July 25, 1907


Import of the Measure Is to Require
Prescriptions for Sale of Opium,
Cocaine or Any of Its

"That ordinance is evidently intended to make business for young doctors who have but little practice under the guise of making it impossible for people to buy opium, cocaine or any of its preparations," declared a delegation of druggists that visited the city hall yesterday to protest against the passage of Dr. J. G. Lapp's ordinance regulating the sale of these drugs.

Alderman Lapp, the author of the ordinance, is a physician and in defense of his measure says it is the only way that the sale of opium and cocaine can be checked.

The ordinance provides that no druggist nor pharmacist or any other person shall offer for sale opium or any of its preparations, except upon the written prescription of a regularly licensed practicing physician.

"Should the ordinance become effective," declared a druggist, "it would be impossible for a person in an emergency to get a little laudanum for a sick person without first hunting up a doctor and paying him a dollar to write a prescription. If this isn't an imposition I do not know what else it can be termed. There are other preparations from opium that are a family medicinal necessity, and to ask its users to pay $1 to a doctor every time they want a prescription filled is an outrage."

The ordinance stipulates that no prescriptions for opium or any of its preparations, excepting Dover's powder or paregoric, shall be refilled.

The penalty for a violation of the ordinance is a fine of not less than $1 nor more than $500.

Alderman Lap says that he has been induced to present this ordinance on account of the many evils growing out of the unrestricted sale of opium and its preparations by druggists.
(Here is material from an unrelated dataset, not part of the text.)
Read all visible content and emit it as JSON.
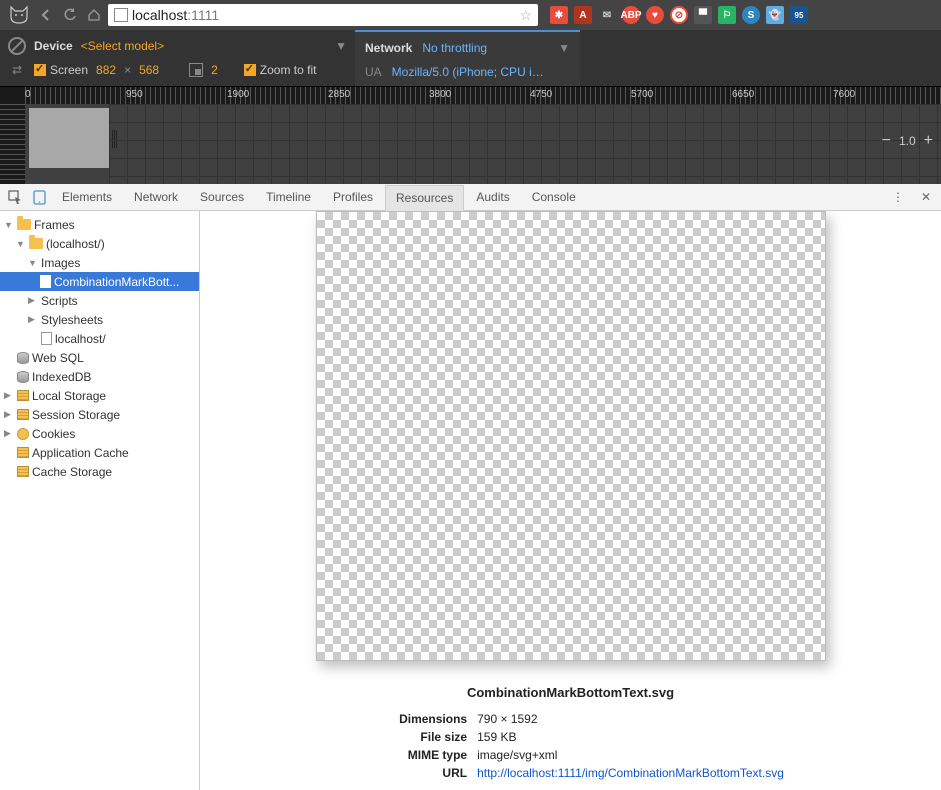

He claims that it is not a shaft at the better class of pharmacists, but at those whose principal stock in trade is opium and cocaine, and who make a pretense of conducting drug stores. He feels, he says, that no legitimate druggist would be in any wise injured by the enforcement of the ordinance. The doctor may yet amend the ordinance so as not to prohibit the sale of laudanum in small quantities without a written prescription.

The druggists also call attention to the fact that there are many patent medicines that contain opium or the preparations thereof, and they represent that if the Lapp ordinance becomes a law they will be prevented from selling these medicines without a prescription.